El respeto a los derechos nacionales de los pueblos de España en la futura democracia será mayor o menor según cual sea la correlación de fuerzas que se establezca después de la liquidación de la dictadura. Si la clase obrera afirma su papel dirigente en la sociedad y se hace realidad la alianza de las fuerzas del trabajo y de la cultura, capaz de imponer un régimen de democracia política y económica, los derechos nacionales serán respetados. Pero si la dirección fuera asumida por las fuerzas burguesas, el panorama cambiaría substancialmente.

Pero tanto en un caso como en otro el Estatuto del 32 es un marco legal propicio para el restablecimiento de las libertades democráticas y para luchar desde Cataluña por un régimen de democracia política y económica orientada hacia el socialismo.

El período constituyente que se abrirá en España una vez liquidada la dictadura habrá de comportar, de acuerdo con el Estatuto de 1932, la elección de un Parlamento catalán y, lógicamente, la elaboración de un nuevo Estatuto, cuyo contenido económico-social puede cambiar substancialmente con respecto al de 1932 si la clase obrera y sus aliados revolucionarios —la alianza de las fuerzas del trabaja y de la cultura— consiguen una mayoría en el Parlamento y cuentan con el apoyo activo de las masas populares.

El PSUC aspira a que el nuevo estado democrático que nazca del período constituyente sea una Federación que respete el derecho de Cataluña al autogobierno y que garantice la colaboración y la igualdad entre todos los pueblos de España. Los comunistas, que defendemos con tenacidad el derecho de autodeterminación, incluida la separación, rechazamos sin embargo la especulación reaccionaria según la cual esta orientación desembocaría en la separación de Cataluña y la desintegración de España.

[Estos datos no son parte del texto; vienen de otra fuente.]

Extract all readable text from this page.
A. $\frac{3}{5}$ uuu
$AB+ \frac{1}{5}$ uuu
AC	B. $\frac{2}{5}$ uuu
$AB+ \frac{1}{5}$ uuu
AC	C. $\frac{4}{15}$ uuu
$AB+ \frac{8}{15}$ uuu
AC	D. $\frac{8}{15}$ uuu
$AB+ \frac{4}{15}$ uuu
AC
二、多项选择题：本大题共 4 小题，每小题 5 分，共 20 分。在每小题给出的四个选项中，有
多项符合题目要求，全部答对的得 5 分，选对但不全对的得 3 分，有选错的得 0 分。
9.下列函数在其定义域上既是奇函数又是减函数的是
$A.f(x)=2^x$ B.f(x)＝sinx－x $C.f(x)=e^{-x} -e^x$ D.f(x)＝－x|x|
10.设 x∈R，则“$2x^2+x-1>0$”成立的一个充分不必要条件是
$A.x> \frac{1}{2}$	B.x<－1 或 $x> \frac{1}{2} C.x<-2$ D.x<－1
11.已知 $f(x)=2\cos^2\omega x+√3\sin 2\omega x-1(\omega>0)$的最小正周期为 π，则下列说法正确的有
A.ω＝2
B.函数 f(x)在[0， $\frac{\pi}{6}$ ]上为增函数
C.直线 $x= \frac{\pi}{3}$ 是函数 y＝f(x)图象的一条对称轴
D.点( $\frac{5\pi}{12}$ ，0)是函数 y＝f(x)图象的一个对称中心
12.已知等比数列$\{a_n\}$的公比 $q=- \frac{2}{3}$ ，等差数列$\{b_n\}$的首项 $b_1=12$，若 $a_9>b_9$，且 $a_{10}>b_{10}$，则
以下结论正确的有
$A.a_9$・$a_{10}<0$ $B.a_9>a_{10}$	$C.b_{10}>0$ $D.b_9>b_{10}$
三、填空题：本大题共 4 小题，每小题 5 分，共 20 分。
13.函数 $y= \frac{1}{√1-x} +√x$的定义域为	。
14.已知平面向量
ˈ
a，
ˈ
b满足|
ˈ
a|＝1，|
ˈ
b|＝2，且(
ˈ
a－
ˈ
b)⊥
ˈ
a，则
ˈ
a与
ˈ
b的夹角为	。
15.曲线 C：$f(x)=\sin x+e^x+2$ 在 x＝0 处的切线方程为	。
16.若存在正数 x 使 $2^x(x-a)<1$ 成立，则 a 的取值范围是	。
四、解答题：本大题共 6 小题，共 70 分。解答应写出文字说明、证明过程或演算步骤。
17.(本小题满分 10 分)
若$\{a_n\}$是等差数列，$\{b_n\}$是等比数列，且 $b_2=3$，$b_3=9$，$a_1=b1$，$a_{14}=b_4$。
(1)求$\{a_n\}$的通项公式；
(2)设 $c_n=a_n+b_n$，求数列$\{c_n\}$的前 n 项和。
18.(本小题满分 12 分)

Los cambios resultantes del desarrollo económico han llegado a fundir a la oligarquía catalana en el seno de la oligarquía española y han hecho que el mercado y la economía del país constituyesen un todo único imposible de romper. Además, estos cambios han ido acompañados, durante los últimos años, del desplazamiento a Madrid y a otros lugares de España de miles de empresarios y cuadros catalanes y de la inmigración de más de un millón de trabajadores andaluces y de otras regiones españolas, lo que se traduce en una superación de las viejas corrientes centralistas y separatistas y en una mayor comprensión en toda España de la realidad nacional de Cataluña y de la justeza de sus aspiraciones al autogobierno y a la autodeterminación.

No hay, pues, peligro separatista, sino una perspectiva radiante que conduce a una unidad más sólida de los pueblos de España en el marco de una Federación democrática en marcha hacia el socialismo. Para luchar por esta perspectiva, llamamos a todos los partidos que se reclaman del socialismo, a todos los revolucionarios, a apoyar la campaña “Por qué el Estatuto de 1932" iniciada por la Permanente de la "Assemblea de Catalunya" y a sumarse a los órganos de coordinación que propugnan un acuerdo general de la oposición para la conquista de la libertad.